NOTABLE EDIBLES: SPRING 2016

SAY CHEESE

By Terri Taylor • Photo by Kelly Yandell

notableSayCheeseRich Rogers, owner, and Austin Dupree, manager, Scardello Farmers Market

“Our cheese and charcuterie selection at the
market is almost entirely domestic, including
a wider selection of Texas cheeses.”
— Rich Rogers

Weekdays are beginning to buzz at the Dallas Farmers Market as downtowners, tourists and the lunch-bunch discover the growing list of local food purveyors whose doors open daily. The enclosed retail space, simply called The Market, sits adjacent to the open-air Shed where growers and craftsmen gather on weekends to sell local food and wares.
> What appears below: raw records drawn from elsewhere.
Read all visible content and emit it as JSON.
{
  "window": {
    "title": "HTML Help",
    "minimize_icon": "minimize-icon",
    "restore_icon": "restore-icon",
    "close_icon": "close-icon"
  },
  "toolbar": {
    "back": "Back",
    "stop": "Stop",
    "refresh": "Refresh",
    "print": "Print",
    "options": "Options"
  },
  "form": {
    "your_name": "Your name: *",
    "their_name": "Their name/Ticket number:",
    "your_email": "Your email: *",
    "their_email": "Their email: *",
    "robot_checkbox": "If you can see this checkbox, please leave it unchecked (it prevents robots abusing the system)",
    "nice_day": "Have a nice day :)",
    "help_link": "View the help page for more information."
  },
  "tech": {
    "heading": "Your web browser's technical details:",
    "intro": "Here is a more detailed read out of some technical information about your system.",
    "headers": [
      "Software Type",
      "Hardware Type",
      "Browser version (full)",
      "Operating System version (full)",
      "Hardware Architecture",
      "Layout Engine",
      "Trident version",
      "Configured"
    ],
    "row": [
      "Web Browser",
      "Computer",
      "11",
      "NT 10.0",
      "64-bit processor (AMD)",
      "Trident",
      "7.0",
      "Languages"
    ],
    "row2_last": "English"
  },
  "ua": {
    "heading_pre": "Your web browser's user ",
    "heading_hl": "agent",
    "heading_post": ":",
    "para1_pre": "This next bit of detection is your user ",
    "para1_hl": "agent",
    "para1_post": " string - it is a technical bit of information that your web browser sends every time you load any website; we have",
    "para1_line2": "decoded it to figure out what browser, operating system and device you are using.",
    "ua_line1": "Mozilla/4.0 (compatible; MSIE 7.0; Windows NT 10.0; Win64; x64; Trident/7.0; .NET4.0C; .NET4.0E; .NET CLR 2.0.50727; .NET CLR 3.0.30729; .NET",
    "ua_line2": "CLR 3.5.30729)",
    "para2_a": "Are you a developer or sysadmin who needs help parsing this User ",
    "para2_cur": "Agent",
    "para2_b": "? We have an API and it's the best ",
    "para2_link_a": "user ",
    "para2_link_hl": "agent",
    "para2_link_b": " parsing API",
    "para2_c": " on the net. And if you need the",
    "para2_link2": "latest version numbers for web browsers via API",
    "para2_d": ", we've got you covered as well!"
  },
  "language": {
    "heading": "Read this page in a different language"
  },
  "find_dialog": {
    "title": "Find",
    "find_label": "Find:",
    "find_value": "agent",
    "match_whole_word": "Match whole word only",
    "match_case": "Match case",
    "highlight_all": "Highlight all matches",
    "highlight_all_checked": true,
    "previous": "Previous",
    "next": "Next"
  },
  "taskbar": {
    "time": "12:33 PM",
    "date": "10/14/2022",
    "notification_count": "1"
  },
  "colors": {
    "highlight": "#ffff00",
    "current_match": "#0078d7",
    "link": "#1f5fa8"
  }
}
Among the new Market proprietors is Rich Rogers of Scardello Artisan Cheese, who was eager to be a part of what he saw as an emerging and vibrant scene. “We’ve been excited about all of the new development in downtown Dallas,” says Rogers. “Add that to the fact that we’ve always enjoyed working with local cheesemakers. It seemed like a great opportunity.”

For over seven years, Rogers and his crew have been slinging cheese and educating their consumers through often sold-out tastings and classes at the popular Scardello Oak Lawn. They offer over 150 cut-to-order small production cheeses, plus the accompaniments: artisanal bread, spreads, charcuterie, wine and beer.

“About 45% of the case at Oak Lawn is European,” says Rogers. “We’ve always celebrated American cheesemakers, but being at the farmers market allows us to devote even more energy on cheese made here. Our cheese and charcuterie selection at the market is almost entirely domestic, including a wider selection of Texas cheeses.”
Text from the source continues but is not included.